Necmettin Erbakan Üniversitesi Rektörü Prof. Dr. Cem Zorlu, “Günümüz dünyasında sınırları zorlamadan başarılı olmak mümkün değil. Üniversite olarak başarımızı her alanda güçlendiriyoruz

RÖPORTAJ: İBRAHİM BÜYÜKEKEN

Necmettin Erbakan Üniversitesi Rektörü Prof. Dr. Cem Zorlu, Üniversitenin faaliyetleri ve gelecek projeksiyonuna ilişkin sorularımızı yanıtladı. Gazetemize özel açıklamalarda bulunan Zorlu, iddia ve nitelik vurgusu yaptı. Zorlu, “İddialıyım! Bana iddialı hoca, iddialı öğrenci, iddialı personel, iddialı paydaşlar lazım Çünkü hayal, ideal, hedef, iddia adına ne dersen de ulaşmak istediğiniz menzil, inanmış, adanmış yol arkadaşları ile hayat bulur” dedi.

38 BİN ÖĞRENCİ EĞİTİM GÖRÜYOR

**Necmettin Erbakan Üniversitesi'nde kaç öğrenci, öğretim üyesi ve fakülte MYO bulunuyor?
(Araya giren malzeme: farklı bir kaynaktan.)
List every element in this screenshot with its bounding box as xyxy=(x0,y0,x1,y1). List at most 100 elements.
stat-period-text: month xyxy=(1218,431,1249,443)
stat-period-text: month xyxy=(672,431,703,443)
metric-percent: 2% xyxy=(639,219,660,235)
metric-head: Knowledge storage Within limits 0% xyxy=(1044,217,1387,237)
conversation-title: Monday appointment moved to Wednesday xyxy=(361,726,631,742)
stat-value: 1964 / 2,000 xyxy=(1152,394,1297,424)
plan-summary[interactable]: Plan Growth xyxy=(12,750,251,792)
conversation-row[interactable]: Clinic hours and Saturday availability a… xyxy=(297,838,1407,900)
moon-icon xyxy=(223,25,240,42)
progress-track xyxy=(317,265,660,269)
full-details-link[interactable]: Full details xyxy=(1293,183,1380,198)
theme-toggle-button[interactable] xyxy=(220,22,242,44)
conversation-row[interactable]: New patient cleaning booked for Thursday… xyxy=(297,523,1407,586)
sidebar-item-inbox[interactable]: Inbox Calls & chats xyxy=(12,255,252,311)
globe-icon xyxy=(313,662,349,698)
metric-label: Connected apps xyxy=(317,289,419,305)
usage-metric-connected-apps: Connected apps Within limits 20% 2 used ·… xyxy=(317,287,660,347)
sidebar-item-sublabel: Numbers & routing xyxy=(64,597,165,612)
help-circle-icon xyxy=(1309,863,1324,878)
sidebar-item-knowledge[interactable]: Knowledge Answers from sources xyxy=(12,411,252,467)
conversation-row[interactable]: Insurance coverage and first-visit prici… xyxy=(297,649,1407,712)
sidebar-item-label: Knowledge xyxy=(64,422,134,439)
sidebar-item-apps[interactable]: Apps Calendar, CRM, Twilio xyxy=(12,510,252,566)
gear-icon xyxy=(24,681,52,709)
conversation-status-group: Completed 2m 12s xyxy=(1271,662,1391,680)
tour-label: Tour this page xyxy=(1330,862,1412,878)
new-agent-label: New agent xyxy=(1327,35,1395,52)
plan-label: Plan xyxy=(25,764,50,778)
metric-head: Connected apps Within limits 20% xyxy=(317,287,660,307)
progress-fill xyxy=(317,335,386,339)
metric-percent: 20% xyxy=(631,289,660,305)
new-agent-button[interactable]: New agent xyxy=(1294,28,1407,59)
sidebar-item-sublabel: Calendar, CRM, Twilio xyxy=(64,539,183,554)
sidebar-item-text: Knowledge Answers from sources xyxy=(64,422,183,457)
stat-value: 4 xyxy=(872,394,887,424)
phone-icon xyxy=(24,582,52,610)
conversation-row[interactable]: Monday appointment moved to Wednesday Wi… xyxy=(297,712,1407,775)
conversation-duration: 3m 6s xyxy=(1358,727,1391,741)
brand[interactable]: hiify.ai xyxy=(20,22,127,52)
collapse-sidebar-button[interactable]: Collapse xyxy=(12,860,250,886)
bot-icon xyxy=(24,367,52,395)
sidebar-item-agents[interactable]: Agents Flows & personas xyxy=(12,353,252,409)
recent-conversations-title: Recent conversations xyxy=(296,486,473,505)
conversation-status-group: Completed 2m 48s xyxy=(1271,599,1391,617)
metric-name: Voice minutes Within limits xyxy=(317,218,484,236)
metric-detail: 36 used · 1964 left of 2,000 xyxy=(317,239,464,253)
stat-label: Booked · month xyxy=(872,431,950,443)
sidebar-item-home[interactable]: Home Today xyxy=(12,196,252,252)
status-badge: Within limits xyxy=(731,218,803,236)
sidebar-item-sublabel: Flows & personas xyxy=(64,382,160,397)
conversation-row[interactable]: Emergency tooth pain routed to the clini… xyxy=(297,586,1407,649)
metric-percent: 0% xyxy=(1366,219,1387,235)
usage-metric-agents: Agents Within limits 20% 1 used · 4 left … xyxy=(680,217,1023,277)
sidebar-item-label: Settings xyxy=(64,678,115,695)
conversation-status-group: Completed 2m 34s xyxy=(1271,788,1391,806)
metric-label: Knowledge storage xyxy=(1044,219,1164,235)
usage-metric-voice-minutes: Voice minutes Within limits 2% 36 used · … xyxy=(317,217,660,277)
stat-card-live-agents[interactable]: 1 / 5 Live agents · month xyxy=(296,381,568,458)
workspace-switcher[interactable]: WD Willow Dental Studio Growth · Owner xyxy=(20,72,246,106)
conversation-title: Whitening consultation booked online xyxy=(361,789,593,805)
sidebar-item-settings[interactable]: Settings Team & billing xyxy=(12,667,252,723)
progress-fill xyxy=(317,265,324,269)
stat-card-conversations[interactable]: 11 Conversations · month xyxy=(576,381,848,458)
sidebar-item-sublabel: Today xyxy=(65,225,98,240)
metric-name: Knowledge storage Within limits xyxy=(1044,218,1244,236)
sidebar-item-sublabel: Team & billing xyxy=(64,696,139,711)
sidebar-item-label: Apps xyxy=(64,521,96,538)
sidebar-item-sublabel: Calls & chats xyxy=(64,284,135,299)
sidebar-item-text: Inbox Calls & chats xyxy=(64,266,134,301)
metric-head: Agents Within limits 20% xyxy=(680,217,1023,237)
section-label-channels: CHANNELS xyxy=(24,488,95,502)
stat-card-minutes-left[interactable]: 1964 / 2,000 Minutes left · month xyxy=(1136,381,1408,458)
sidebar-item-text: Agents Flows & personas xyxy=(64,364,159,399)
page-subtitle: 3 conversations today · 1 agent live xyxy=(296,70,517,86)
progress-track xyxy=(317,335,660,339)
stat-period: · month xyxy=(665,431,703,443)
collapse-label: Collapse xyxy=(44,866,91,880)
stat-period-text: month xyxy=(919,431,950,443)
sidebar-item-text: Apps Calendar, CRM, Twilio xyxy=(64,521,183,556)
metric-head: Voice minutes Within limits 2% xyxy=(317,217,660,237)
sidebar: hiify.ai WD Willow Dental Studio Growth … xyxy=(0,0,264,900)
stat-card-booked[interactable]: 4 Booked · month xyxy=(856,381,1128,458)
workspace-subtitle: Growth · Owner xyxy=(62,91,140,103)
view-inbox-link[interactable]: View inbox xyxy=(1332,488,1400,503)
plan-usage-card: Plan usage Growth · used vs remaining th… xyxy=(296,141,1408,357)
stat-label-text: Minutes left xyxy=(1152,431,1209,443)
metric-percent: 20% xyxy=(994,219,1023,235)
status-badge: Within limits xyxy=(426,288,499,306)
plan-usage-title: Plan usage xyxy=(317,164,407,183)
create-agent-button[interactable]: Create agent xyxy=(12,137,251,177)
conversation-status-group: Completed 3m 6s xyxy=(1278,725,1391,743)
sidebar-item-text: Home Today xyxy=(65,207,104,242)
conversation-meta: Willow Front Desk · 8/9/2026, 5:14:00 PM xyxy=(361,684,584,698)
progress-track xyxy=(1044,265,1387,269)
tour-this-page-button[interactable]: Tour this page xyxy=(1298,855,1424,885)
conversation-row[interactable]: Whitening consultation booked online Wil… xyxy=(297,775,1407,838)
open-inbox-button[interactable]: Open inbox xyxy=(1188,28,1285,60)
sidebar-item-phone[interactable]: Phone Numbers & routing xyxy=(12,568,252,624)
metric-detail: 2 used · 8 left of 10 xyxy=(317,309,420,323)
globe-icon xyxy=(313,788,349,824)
Bu konudaki gelecek öngörüleriniz ve yaklaşımlarınızı öğrenebilir miyiz? 

-Bugün itibari ile Üniversitemizde 38 bin öğrenci eğitim görüyor. Göreve geldiğimiz dönemde belirlediğimiz yol haritasını daha önce kamuoyu ile paylaşmıştık. 40 binler bizim için maksimum üst sınır. Daha fazlasını düşünmüyoruz. Akademik birim sayısında da aynı şekilde. Dikey büyüme politikamıza sadık kalacağız. Yani, yeni fakülteler yerine mevcudun daha nitelikli hale gelmesine çalışacağız. Göreve geldiğimizde belirlediğimiz dikey büyüme politikamızın bir gereği olarak akademik birimlerimizde ihtiyacımız olan alanlarda küçük bir iki takviye yaptık. Ne demek dikey büyüme? Mevcut alanlarda uzmanlaşma ve derinleşme demek. Akademik birim ve öğrenci sayımızı stabil tutup, odağımızı niteliği artıracak çalışmalara çevirdik. Fakülte sayımız bir, meslek yüksekokulu sayımız iki arttı. Araştırma merkezi ve program sayımızdaki artış ise çok daha fazla oldu. Toplam program sayımız 366 olurken, araştırma merkezimiz de 24’den 33’e çıkardık. Bu, dikey büyüme politikamızın, derinleşme ve uzmanlaşma çalışmalarımızın bir yansımasıdır. Biraz daha açmak gerekirse; Şu kadar fakültemiz, şu kadar öğrencimiz var demenin ötesinde; kütüphane sayısı ki; kütüphanelerde ciddi yenilemeler, çalışmalar yaptık. Öğrenci başına düşen kitap ortalaması; 3 kat artırdık. Yeni merkezi kütüphanemizi yapmaya başladık. Laboratuvarların kapasitesi ve işlevi; büyük yatırımlar yaptık. Bilim teknoloji merkezi binamızı hem tamamladık hem de 15 Milyon cihaz yatırımı yaptık. Ülkemizde sayılı merkezde olan cihazlarımız var. Kültür spor tesislerindeki imkânlar, bu alanda da üniversitemizin sorunlarını çözüyoruz. Optimum barınma imkanı; KYK yurtları ile büyük oranda rahatladık. Yani, ezcümle; rakamlar değişir, artar, düşer. Ancak ülke ekonomisine ve sosyal hayatına katkı sunacak nitelikli projeler geliştirmek, daha nitelikli eğitim imkânı sunmak bizim için daha elzem. Hatırlarsanız geçen yıl eleştirel düşünce dersi ile bilim tarihi ve felsefesi derslerini zorunlu ortak ders haline getireceğimizi ifade etmiştik. Bunu ülkemizde ilk defa uyguladık. Şahsiyetli ve özgüvenli bireyler yetiştirirken, düşünsel gelişim ve eleştirel bir ufkun kazanılması doğrultusunda önemli bir projeyi hayata geçirdik. Hedeflediğimiz mezun profiline ulaşmak için fevkalade kıymetli, önemli bir adımdı. Neticeleri zamanla daha iyi anlaşılacak inşallah…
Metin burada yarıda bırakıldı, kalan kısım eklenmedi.